The best in interactive multimedia was feted at the British Interactive Multimedia Association’s awards this week.
Disney Interactive picked up two awards for the Early Learning and Home Learning categories – the only group to win more than one award.
Other winners were: Edward Briscoe Design for British Airways; Amaze’s guide to X-ray micro-analysis for Oxford Instruments; PerfectWorld Programs’ big budget CD-ROM production for Mercury International; Ogilvy & Mather and Antirom with a CD-ROM for Guinness; Delve for Global Assets Management; and the Bank of Montreal in conjunction with ICE for the bank. The Consumer Information Services award went to an in-house BBC News website.

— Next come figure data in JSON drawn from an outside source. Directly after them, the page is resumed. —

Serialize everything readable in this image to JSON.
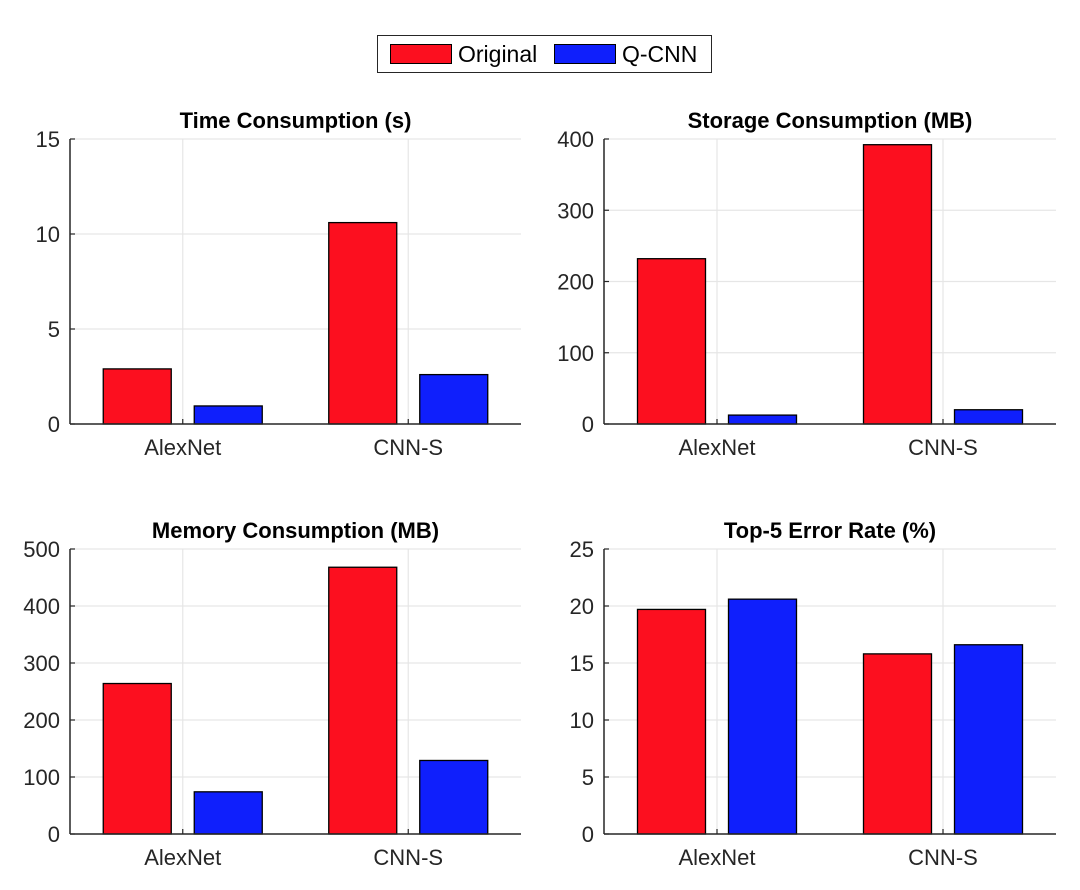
{
  "legend": {
    "items": [
      {
        "label": "Original",
        "color": "#fc0f1f"
      },
      {
        "label": "Q-CNN",
        "color": "#0f1ffc"
      }
    ],
    "placement": "top-center"
  },
  "chart_data": [
    {
      "type": "bar",
      "title": "Time Consumption (s)",
      "categories": [
        "AlexNet",
        "CNN-S"
      ],
      "series": [
        {
          "name": "Original",
          "color": "#fc0f1f",
          "values": [
            2.9,
            10.6
          ]
        },
        {
          "name": "Q-CNN",
          "color": "#0f1ffc",
          "values": [
            0.95,
            2.6
          ]
        }
      ],
      "ylim": [
        0,
        15
      ],
      "yticks": [
        0,
        5,
        10,
        15
      ],
      "grid": true
    },
    {
      "type": "bar",
      "title": "Storage Consumption (MB)",
      "categories": [
        "AlexNet",
        "CNN-S"
      ],
      "series": [
        {
          "name": "Original",
          "color": "#fc0f1f",
          "values": [
            232,
            392
          ]
        },
        {
          "name": "Q-CNN",
          "color": "#0f1ffc",
          "values": [
            12.5,
            20
          ]
        }
      ],
      "ylim": [
        0,
        400
      ],
      "yticks": [
        0,
        100,
        200,
        300,
        400
      ],
      "grid": true
    },
    {
      "type": "bar",
      "title": "Memory Consumption (MB)",
      "categories": [
        "AlexNet",
        "CNN-S"
      ],
      "series": [
        {
          "name": "Original",
          "color": "#fc0f1f",
          "values": [
            264,
            468
          ]
        },
        {
          "name": "Q-CNN",
          "color": "#0f1ffc",
          "values": [
            74,
            129
          ]
        }
      ],
      "ylim": [
        0,
        500
      ],
      "yticks": [
        0,
        100,
        200,
        300,
        400,
        500
      ],
      "grid": true
    },
    {
      "type": "bar",
      "title": "Top-5 Error Rate (%)",
      "categories": [
        "AlexNet",
        "CNN-S"
      ],
      "series": [
        {
          "name": "Original",
          "color": "#fc0f1f",
          "values": [
            19.7,
            15.8
          ]
        },
        {
          "name": "Q-CNN",
          "color": "#0f1ffc",
          "values": [
            20.6,
            16.6
          ]
        }
      ],
      "ylim": [
        0,
        25
      ],
      "yticks": [
        0,
        5,
        10,
        15,
        20,
        25
      ],
      "grid": true
    }
  ]
}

Other winners include: Institute of Race Relations’ Home Beats: Struggles for Racial Justice; Cyan for Red Orb Entertainment; Epic Group for WebZone and Microsoft’s Encarta 98.
Jane Callaghan, who co-ordinated the judging, says of multimedia: “The issues are the same as they were 14 years ago. It is in terms of the technology that things have moved.”
The judges found that business applications are informed by Internet culture. Callaghan says “they tend to be jokey and a bit anarchic”.
In the past few years consumer multimedia has virtually collapsed, says Callaghan. Industry is prepared to pay realistic prices (often 250 000) on developing a multimedia product. This year’s BIMA has seen bespoke products for internal consumption and business-client use.